Jason Napodano just issued a negative report on Arena Pharmaceuticals, despite revenue and earnings coming in above analyst expectations. Napodano works for Zacks Investment Research.
http://seekingalpha.com/article/1606842-arena-pharmaceuticals-current-prescription-rates-arent-the-real-issue?source=email_rt_mc_related_0
Yet, Zacks, who is Napodano's employer, upgrades Arena Pharmaceuticals to "Outperform."
http://utahpeoplespost.com/2013/08/arena-pharmaceuticals-upgraded-to-outperform-at-zacks-arna/
So what is going on here? Why is there a disconnect?

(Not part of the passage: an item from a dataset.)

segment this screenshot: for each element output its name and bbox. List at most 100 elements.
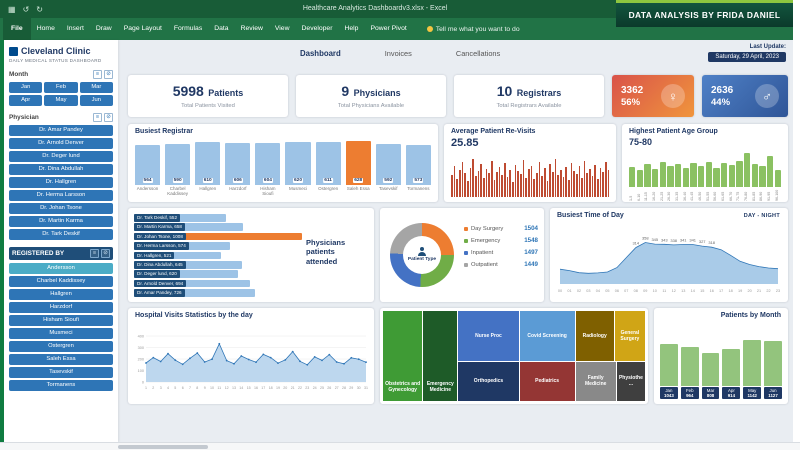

Is this just an example of "unbiased, impartial" financial research?
This is speculation on my part, but this is could be an example of a captured analyst. Sell-side analysts like Napodano issue "hit" pieces to cap the share price of targeted companies like Arena. In doing so, it allows the shorts--some of them naked--to cover their short positions at lower prices. It also allows longs to buy at lower prices.
In essence, "analysts" like Napodano and Adam Feuerstein of thestreet.com are paid bashers for big-money hedge funds. They aren't working in the best interests of retail investors, because small-time investors don't butter the analysts' bread.
They purposefully dispense misinformation so the big money can clean up on outsized profits while the little guys get their clocks cleaned. The objective of the hit pieces is to scare retail investors into selling their positions, driving the share price down further, so the hedgies can scoop up shares at discounted prices. Shares flow from weak hands into strong hands. Wash, rinse, repeat.
It's just another reason to ignore the "professional analysts". Besides, Feuerstein majored in political science while in college. Yet, thousands of his followers seek his advice on biotech stocks. Good luck to the suckers. Don't follow them over the cliff.